Introduce pupils to the idea of showing their work to a friend using the Share option just once and they'll want to do this each time you use the Google Suite for work.  Pupils can control how much access their friends have using the "View only" or "Comment only" features.  It's important to show them the differences between "Suggesting" and "Editing" a document as this can cause confusions when pupils start to share documents with each other. 

2) E-Safety

Google Classroom forms a huge part of e-safety lessons.  We generally have two classrooms for each primary pupil: their class name which is for work and a "chat" classroom which is for their year group.  In the classroom for work, only teachers can post but pupils can comment. In the "chat" classroom, pupils can post.  This prompts discussions about what is and isn't useful.  We come back to only posting if something is necessary, kind of true.  In KS2, this is an ideal replacement for show and tell - rather than bringing in a trophy, pupils post a picture of it with an explanation on Google Classroom.  Teachers monitor the comments and posts and we regularly discuss these with pupils. 

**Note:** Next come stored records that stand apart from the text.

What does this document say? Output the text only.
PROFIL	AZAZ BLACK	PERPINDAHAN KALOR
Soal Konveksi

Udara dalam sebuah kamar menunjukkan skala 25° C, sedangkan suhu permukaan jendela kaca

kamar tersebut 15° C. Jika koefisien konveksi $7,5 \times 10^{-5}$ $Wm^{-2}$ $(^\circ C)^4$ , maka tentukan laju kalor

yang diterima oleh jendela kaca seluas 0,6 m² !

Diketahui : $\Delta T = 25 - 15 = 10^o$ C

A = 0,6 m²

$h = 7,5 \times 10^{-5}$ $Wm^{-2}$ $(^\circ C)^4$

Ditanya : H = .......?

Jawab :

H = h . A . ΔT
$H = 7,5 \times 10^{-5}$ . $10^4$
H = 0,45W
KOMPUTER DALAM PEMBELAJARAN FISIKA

3) Collecting and Organising digital work

Google Classroom makes it really easy for pupils and teachers to store and access digital work.  All "assignments" are saved in a folder in Google Drive called "Classroom".  One thing worth knowing is that, once pupils have handed an assignment in, they no longer have editing rights - it is passed to the teacher.  For this reason, I encourage pupils not to hand work in but to complete it and leave it so we can both continue editing later on.  

4) Learning essential skills for word processing

As well as regular use allowing the practice of touch typing - an essential skill if you ask me - the Google Suite is organised in a similar way to Microsoft Office.  This means that pupils are practicing the skills required to be successful in creating digital documents of different formats.  Ultimately, this means they can be flexible as they leave school and are ready to use different software. 

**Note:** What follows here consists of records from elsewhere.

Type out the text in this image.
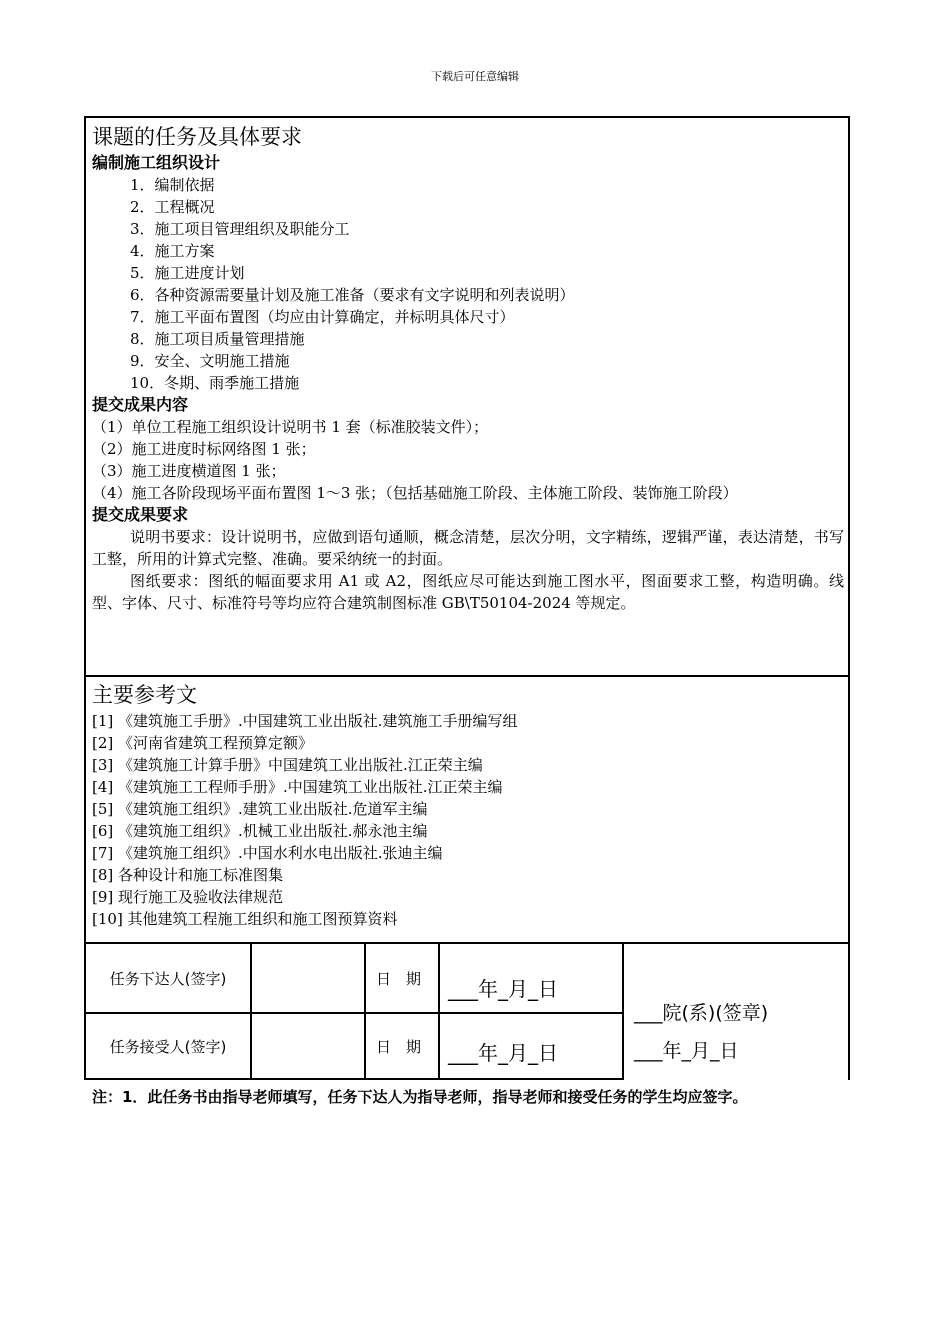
下载后可任意编辑
课题的任务及具体要求
编制施工组织设计
1．编制依据
2．工程概况
3．施工项目管理组织及职能分工
4．施工方案
5．施工进度计划
6．各种资源需要量计划及施工准备（要求有文字说明和列表说明）
7．施工平面布置图（均应由计算确定，并标明具体尺寸）
8．施工项目质量管理措施
9．安全、文明施工措施
10．冬期、雨季施工措施
提交成果内容
（1）单位工程施工组织设计说明书 1 套（标准胶装文件）；
（2）施工进度时标网络图 1 张；
（3）施工进度横道图 1 张；
（4）施工各阶段现场平面布置图 1～3 张；（包括基础施工阶段、主体施工阶段、装饰施工阶段）
提交成果要求
说明书要求：设计说明书，应做到语句通顺，概念清楚，层次分明，文字精练，逻辑严谨，表达清楚，书写工整，所用的计算式完整、准确。要采纳统一的封面。
图纸要求：图纸的幅面要求用 A1 或 A2，图纸应尽可能达到施工图水平，图面要求工整，构造明确。线型、字体、尺寸、标准符号等均应符合建筑制图标准 GB\T50104-2024 等规定。
主要参考文
[1] 《建筑施工手册》.中国建筑工业出版社.建筑施工手册编写组
[2] 《河南省建筑工程预算定额》
[3] 《建筑施工计算手册》中国建筑工业出版社.江正荣主编
[4] 《建筑施工工程师手册》.中国建筑工业出版社.江正荣主编
[5] 《建筑施工组织》.建筑工业出版社.危道军主编
[6] 《建筑施工组织》.机械工业出版社.郝永池主编
[7] 《建筑施工组织》.中国水利水电出版社.张迪主编
[8] 各种设计和施工标准图集
[9] 现行施工及验收法律规范
[10] 其他建筑工程施工组织和施工图预算资料
任务下达人(签字)	日　期	___年_月_日
任务接受人(签字)	日　期	___年_月_日
___院(系)(签章)
___年_月_日
注：1．此任务书由指导老师填写，任务下达人为指导老师，指导老师和接受任务的学生均应签字。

5) Questionnaires and quizzes (Forms)

The Google Forms app is great for collecting information and setting quizzes for the class.  Results can be views in a summary, which includes pie charts and bar graphs, or in a Google Sheets document.  I've used Google Forms to gather information from my pupils but I've also used it as an easy way of parents signing up for something - for example, requesting tickets to a show or booking a place on a workshop at school.  

6) Questioning

Google Classroom allows teachers to collect a huge amount of information from pupils almost immediately.  Children can comment on a post and read and reply to each others' comments.  They love doing this but it is so useful as a teacher. Rather than hearing from a handful of pupils, you can gauge the ideas of the whole class.  This is particularly useful for open questions or opinions. 

7) Gathering data (sheets)

Having a template Google Sheets document with the names of the class down one side makes it very easy to gather data quickly.  Children simply fill in the row which has their name on.  We've had 35 people editing the same document giving ideas and opinions.  They can all see each other's edits so it's important to consider when this is useful and appropriate. 

8) Collaborating

Pupils (and teachers) can work collaboratively on documents at home and at school.  I've found that this works best in pairs and is particularly useful in non-core subjects when you want pupils to pool their thoughts and ideas with a finished outcome.

9) Teacher Assessment

Providing pupils' work is shared with the teacher (this is automatic when it's set as an assignment in Google Classroom), the Google Suite is a great tool for assessment and feedback.  Teachers can use the "preview" option in a folder to quickly flick through the work of the whole class.  They can then provide feedback in the next lesson before pupils continue.  Alternatively, teachers can option the document and leave comments.  I use both options depending on the task, my expectations and how much time I have.